By Brenda Norrell
WINDOW ROCK,
ARIZONA, USA – Arriving
from every region of the earth, their stories are the same. They tell of the machinations of the global nuclear industries,
corporations leaving behind trails of radiation, cancer, birth defects and death for Indigenous villagers.
Stolen as an infant from her birth family, one Australian Aboriginal woman now speaks out against the
massive expansion of a uranium mine that threatens her people with more misery in South
Australia. She has received death threats for speaking out, as the mining industry promises tens of
thousands of jobs. Money buys silence from others.
Arriving from the other side of the world, villagers from India working in and living near the uranium mines tell how unborn children die
before they are born and others are born with birth defects. One breaks into tears as he remembers his family members who
have died from cancer after working in the mines.
Here, on the Navajo Nation, many of those who worked in the mines are now dead from cancer and respiratory
disease. Many of their children are dead. Still, at least 1,200 radioactive sites have not been reclaimed. Radioactive rocks
and waste remain strewn where children play and sheep graze.
Nearby, on Acoma Pueblo and Laguna Pueblo, Pueblos
worked in the uranium mines. Like Navajos, they worked without protective clothing. Those who did not work in the mines ate
the food dried in the sun, fresh food covered with blowing, radioactive dust.
Far to the north, the Dene of Canada, like their Dine’ relatives to the south on Navajoland,
were the uranium industry’s canaries in the mines. The governments of the United States
and Canada watched and studied Native
uranium miners in order to determine the health effects of radiation, long after scientists warned of the deadly consequences.
No where has the impact been greater than in Western Shoshone country, where the Nevada Test Site and
the nuclear industry proliferate and elongate their scar on the earth.
These are the stories of the people at the Indigenous World Uranium Summit on the Navajo Nation, Nov.
29 – Dec. 2, 2006. Regardless of the Navajo Nation’s new law which forbids more uranium mining, corporations now
plan uranium mining near Crownpoint, N.M.
It is the same area where the nation’s deadliest uranium mill tailings spill occurred in Church Rock, N.M., in 1979.
The radiation then flowed downstream in the Rio Puerco, to the relocation homes of Navajos at New
Lands and elsewhere in Arizona.
From every region of the world, the people have arrived, not just with their stories, but also with
a new resolve to fight uranium mining on Indigenous lands by every means necessary. They resolve to act, with the guidance
of their elders, with prayer, direct action, lawsuits, information campaigns to stockholders and education campaigns.

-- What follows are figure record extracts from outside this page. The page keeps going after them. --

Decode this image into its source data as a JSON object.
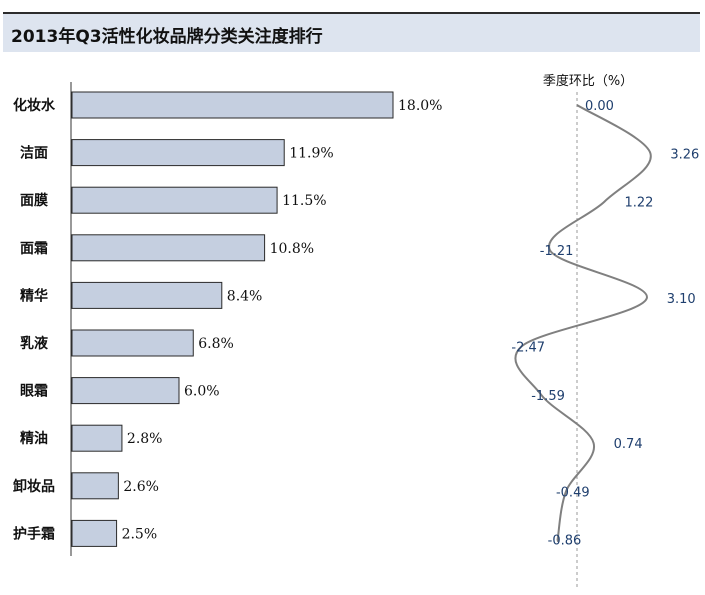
{
  "title": "2013年Q3活性化妆品牌分类关注度排行",
  "chart_data": [
    {
      "type": "bar",
      "orientation": "horizontal",
      "categories": [
        "化妆水",
        "洁面",
        "面膜",
        "面霜",
        "精华",
        "乳液",
        "眼霜",
        "精油",
        "卸妆品",
        "护手霜"
      ],
      "values": [
        18.0,
        11.9,
        11.5,
        10.8,
        8.4,
        6.8,
        6.0,
        2.8,
        2.6,
        2.5
      ],
      "value_labels": [
        "18.0%",
        "11.9%",
        "11.5%",
        "10.8%",
        "8.4%",
        "6.8%",
        "6.0%",
        "2.8%",
        "2.6%",
        "2.5%"
      ],
      "xlim": [
        0,
        18.0
      ],
      "colors": {
        "bar_fill": "#c5cfe0",
        "bar_stroke": "#2a2a2a"
      }
    },
    {
      "type": "line",
      "title": "季度环比（%）",
      "categories": [
        "化妆水",
        "洁面",
        "面膜",
        "面霜",
        "精华",
        "乳液",
        "眼霜",
        "精油",
        "卸妆品",
        "护手霜"
      ],
      "values": [
        0.0,
        3.26,
        1.22,
        -1.21,
        3.1,
        -2.47,
        -1.59,
        0.74,
        -0.49,
        -0.86
      ],
      "value_labels": [
        "0.00",
        "3.26",
        "1.22",
        "-1.21",
        "3.10",
        "-2.47",
        "-1.59",
        "0.74",
        "-0.49",
        "-0.86"
      ],
      "xlim": [
        -2.47,
        3.26
      ],
      "zero_reference_line": "dashed",
      "colors": {
        "line": "#808080",
        "labels": "#1f3f6e",
        "reference": "#999999"
      }
    }
  ]
}
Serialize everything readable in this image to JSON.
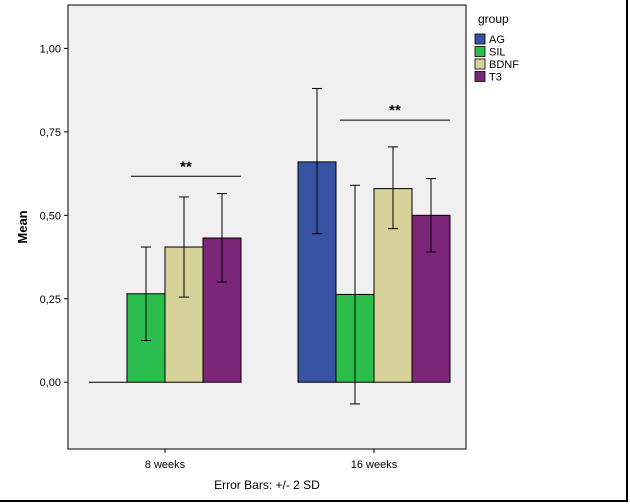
{
  "chart_data": {
    "type": "bar",
    "categories": [
      "8 weeks",
      "16 weeks"
    ],
    "ylabel": "Mean",
    "xlabel": "",
    "footnote": "Error Bars: +/- 2 SD",
    "ylim": [
      -0.2,
      1.13
    ],
    "yticks": [
      0.0,
      0.25,
      0.5,
      0.75,
      1.0
    ],
    "ytick_labels": [
      "0,00",
      "0,25",
      "0,50",
      "0,75",
      "1,00"
    ],
    "legend": {
      "title": "group",
      "position": "top-right-outside"
    },
    "series": [
      {
        "name": "AG",
        "color": "#3953A4",
        "values": [
          0.0,
          0.66
        ],
        "err_low": [
          null,
          0.445
        ],
        "err_high": [
          null,
          0.88
        ]
      },
      {
        "name": "SIL",
        "color": "#2BBE4C",
        "values": [
          0.265,
          0.263
        ],
        "err_low": [
          0.125,
          -0.065
        ],
        "err_high": [
          0.405,
          0.59
        ]
      },
      {
        "name": "BDNF",
        "color": "#D6D29A",
        "values": [
          0.405,
          0.58
        ],
        "err_low": [
          0.255,
          0.46
        ],
        "err_high": [
          0.555,
          0.705
        ]
      },
      {
        "name": "T3",
        "color": "#7B2679",
        "values": [
          0.432,
          0.5
        ],
        "err_low": [
          0.3,
          0.39
        ],
        "err_high": [
          0.565,
          0.61
        ]
      }
    ],
    "annotations": [
      {
        "text": "**",
        "category": "8 weeks",
        "y": 0.617
      },
      {
        "text": "**",
        "category": "16 weeks",
        "y": 0.785
      }
    ],
    "plot_background": "#F0F0F0",
    "grid": false
  }
}
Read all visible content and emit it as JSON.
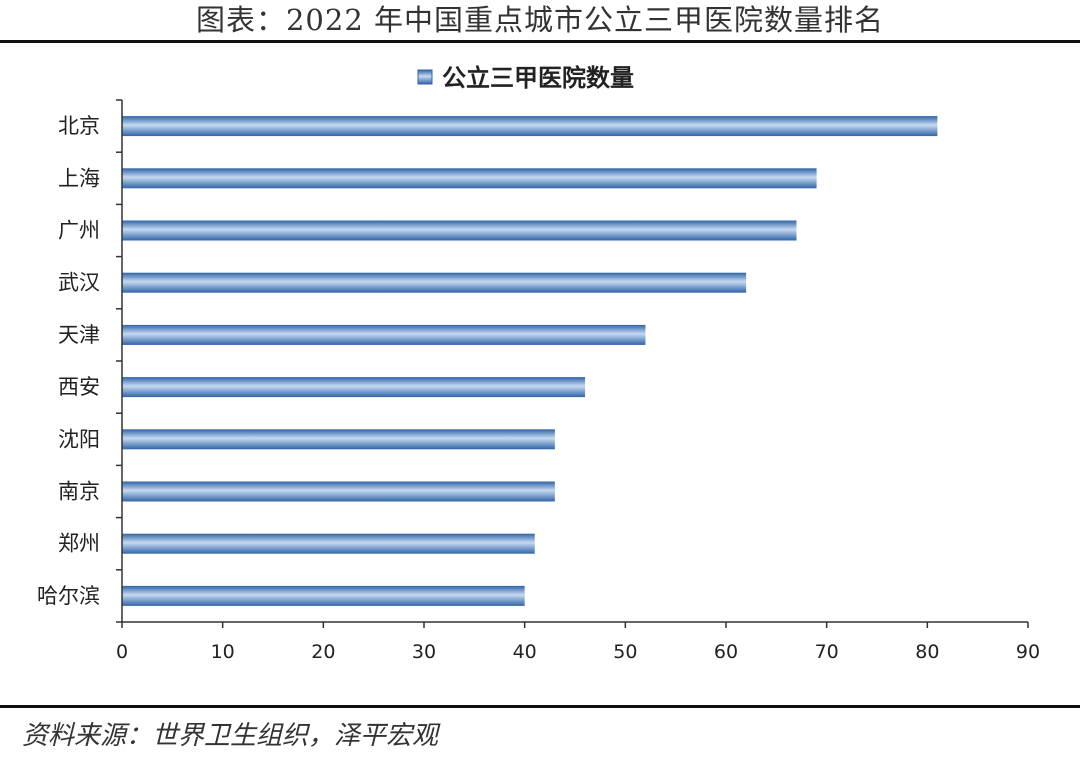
{
  "header": {
    "title": "图表：2022 年中国重点城市公立三甲医院数量排名"
  },
  "footer": {
    "source": "资料来源：世界卫生组织，泽平宏观"
  },
  "colors": {
    "bar": "#4a7ebb",
    "bar_light": "#c6d9f1",
    "axis": "#333333"
  },
  "chart_data": {
    "type": "bar",
    "orientation": "horizontal",
    "categories": [
      "北京",
      "上海",
      "广州",
      "武汉",
      "天津",
      "西安",
      "沈阳",
      "南京",
      "郑州",
      "哈尔滨"
    ],
    "series": [
      {
        "name": "公立三甲医院数量",
        "values": [
          81,
          69,
          67,
          62,
          52,
          46,
          43,
          43,
          41,
          40
        ]
      }
    ],
    "xlim": [
      0,
      90
    ],
    "xticks": [
      0,
      10,
      20,
      30,
      40,
      50,
      60,
      70,
      80,
      90
    ],
    "legend": "top-center",
    "grid": false
  }
}
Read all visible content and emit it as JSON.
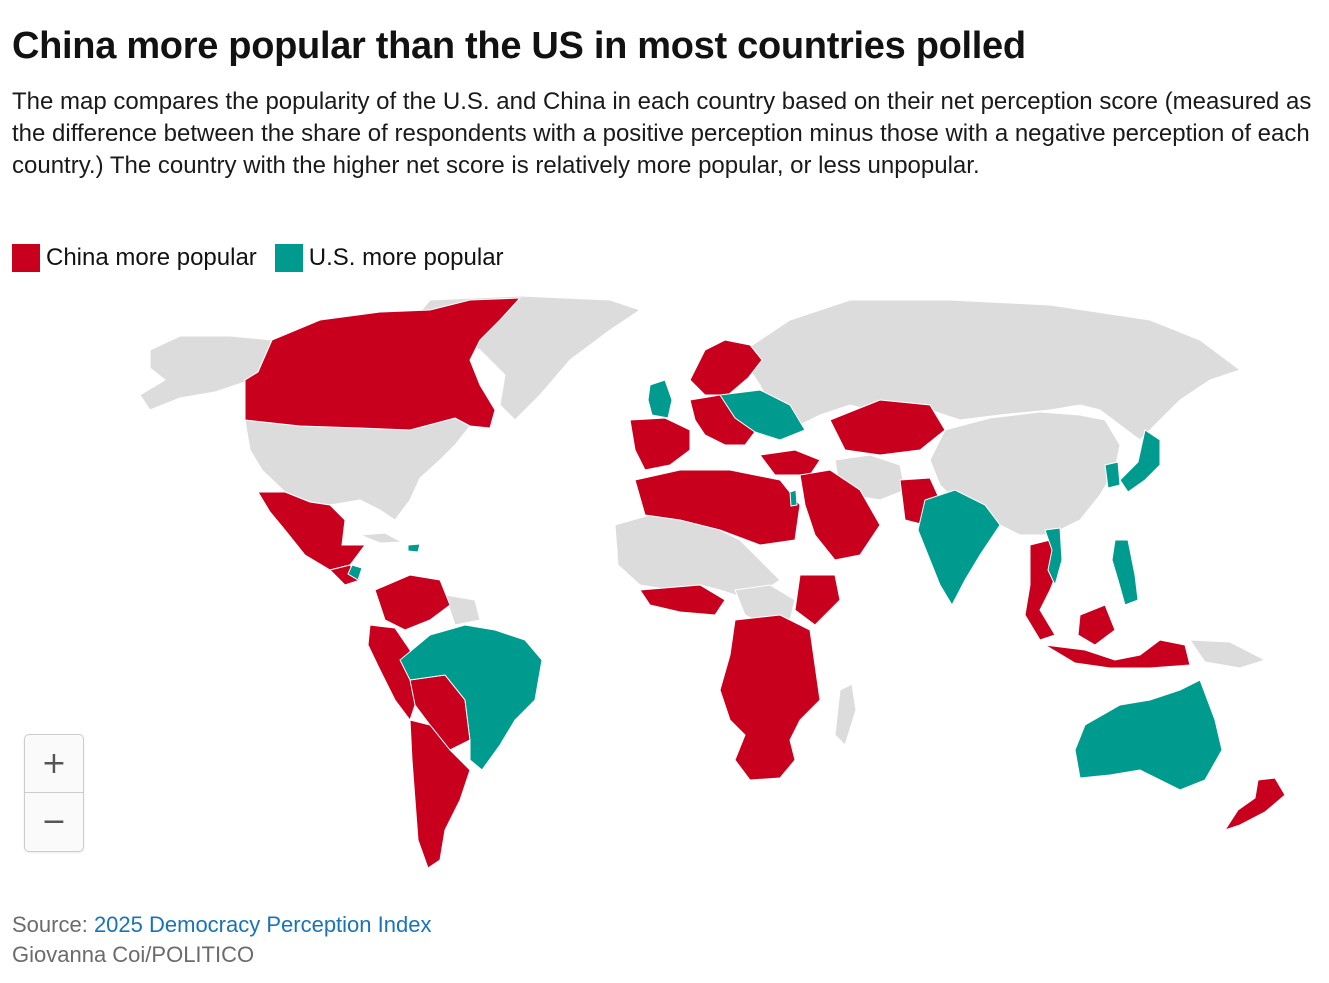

Through sovereignty and global networking, after watching too many relatives die of cancer and other
diseases, a new campaign is launched to protect their homelands.
Indigenous Nations -- Acoma, Laguna and Zuni Pueblo, Navajo,
Hopi, Pawnee, Western Shoshone, Pima, Choctaw and First Nations from Canada -- joined with their allies from Australia, Brazil,
Canada, China, Germany, India, Japan and Vanuatu in the South Pacific.
Speaking of respect and living in harmony with Mother Earth, while warning of the consequences for
those who violate the natural laws of the universe, their message was the same: “Leave the uranium in the ground.”
The Declaration of the summit demands a worldwide ban on uranium mining and processing on Native lands
around the world.
“We reaffirm the Declaration of the World Uranium Hearing in Salzburg,
Austria, in 1992, that ‘uranium and other radioactive
minerals must remain in their natural location.’ Further, we stand in solidarity with the Navajo Nation for enacting
the Diné Natural Resources Protection Act of 2005, which bans uranium mining and processing and is based on the Fundamental
Laws of the Dine. And we dedicate ourselves to a nuclear-free future,” states the proclamation.